If released in to the environment, 24.9 % of the chemical will partition into water according to the Mackay fugacity model level III in EPI suite version 4.1 (2017). However, the half-life (15 days estimated by EPI suite) indicates that the exposure risk to aquatic animals is moderate to low.

 

Moreover, its persistent characteristic is only observed in the sediment compartment but Fugacity modelling shows that sediment is not an important environmental fate (less than 1% when estimated by EPI Suite version 4.1).

 

Hence it has been concluded that Phenethyl propionate is not persistent in nature.

 

 

Bioaccumulation assessment

The tested substance does not fulfil the B criterion within Annex XIII based on the assessment that here follows:

 

Theestimated BCF value from various databases was determined to be in the range 46 – 83.4 and theoctanol water partition coefficient of the test chemical is 3.06 which is less than the threshold of 4.5. If this chemical is released into the aquatic environment, there should be a low risk for the chemical to bioaccumulate in fish and food chains.

 

Toxicity assessment

The tested substance does not fulfil the T criterion within Annex XIII based on the assessment that here follows:

 

Mammals

The tested chemical is regarded to be not classified for carcinogenicity, mutagenicity and reprotoxicity, Further, there is no evidence of chronic toxicity, as identified by the classifications STOT (repeated exposure), category 1(oral, dermal, inhalation of gases/vapours, inhalation of dust/mist/fume) or category 2 (oral, dermal, inhalation of gases/vapours, inhalation of dust/mist/fume).

 

Aquatic organisms

All of the available short-term eco-toxicity estimations for fish, invertebrates and algae for the substance indicates the LC50/EC50 value to be in the range 10 - 296 mg/L. These value suggest that the substance is likely to be hazardous to Aquatic organisms at environmentally relevant concentrations but since the substance is readily biodegradable, it can be considered to be not classified as per the CLP regulation.

 

There are no available long-term toxicity evaluations for Phenethyl propionate.

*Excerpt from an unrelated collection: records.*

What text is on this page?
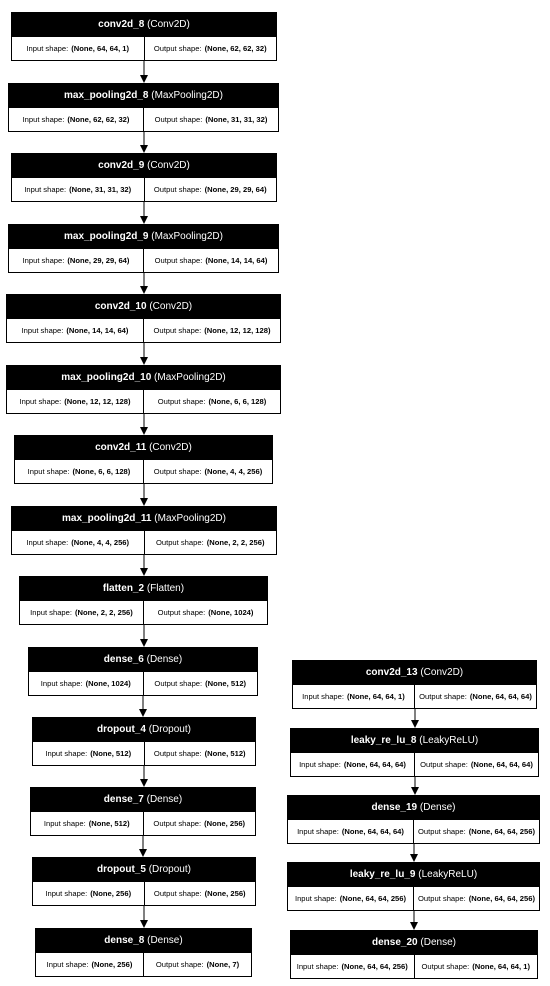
conv2d_8 (Conv2D)
Input shape: (None, 64, 64, 1)	Output shape: (None, 62, 62, 32)
max_pooling2d_8 (MaxPooling2D)
Input shape: (None, 62, 62, 32)	Output shape: (None, 31, 31, 32)
conv2d_9 (Conv2D)
Input shape: (None, 31, 31, 32)	Output shape: (None, 29, 29, 64)
max_pooling2d_9 (MaxPooling2D)
Input shape: (None, 29, 29, 64)	Output shape: (None, 14, 14, 64)
conv2d_10 (Conv2D)
Input shape: (None, 14, 14, 64)	Output shape: (None, 12, 12, 128)
max_pooling2d_10 (MaxPooling2D)
Input shape: (None, 12, 12, 128)	Output shape: (None, 6, 6, 128)
conv2d_11 (Conv2D)
Input shape: (None, 6, 6, 128)	Output shape: (None, 4, 4, 256)
max_pooling2d_11 (MaxPooling2D)
Input shape: (None, 4, 4, 256)	Output shape: (None, 2, 2, 256)
flatten_2 (Flatten)
Input shape: (None, 2, 2, 256)	Output shape: (None, 1024)
dense_6 (Dense)
Input shape: (None, 1024)	Output shape: (None, 512)
dropout_4 (Dropout)
Input shape: (None, 512)	Output shape: (None, 512)
dense_7 (Dense)
Input shape: (None, 512)	Output shape: (None, 256)
dropout_5 (Dropout)
Input shape: (None, 256)	Output shape: (None, 256)
dense_8 (Dense)
Input shape: (None, 256)	Output shape: (None, 7)
conv2d_13 (Conv2D)
Input shape: (None, 64, 64, 1) Output shape: (None, 64, 64, 64)
leaky_re_lu_8 (LeakyReLU)
Input shape: (None, 64, 64, 64) Output shape: (None, 64, 64, 64)
dense_19 (Dense)
Input shape: (None, 64, 64, 64) Output shape: (None, 64, 64, 256)
leaky_re_lu_9 (LeakyReLU)
Input shape: (None, 64, 64, 256) Output shape: (None, 64, 64, 256)
dense_20 (Dense)
Input shape: (None, 64, 64, 256) Output shape: (None, 64, 64, 1)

By speculation, long-term NOEC for aquatic organisms were not expected for the substance at concentration below 0.01 mg/L based on the data mentioned above.

 

The chemical was therefore not considered as hazardous to aquatic environments as per the criteria set out in Annex XIII.

 

Conclusion

Based on critical, independent and collective evaluation of information summarized herein, the tested compound does not fulfil the P, B and T criterion and has therefore not been classified as a PBT compound within Annex XIII.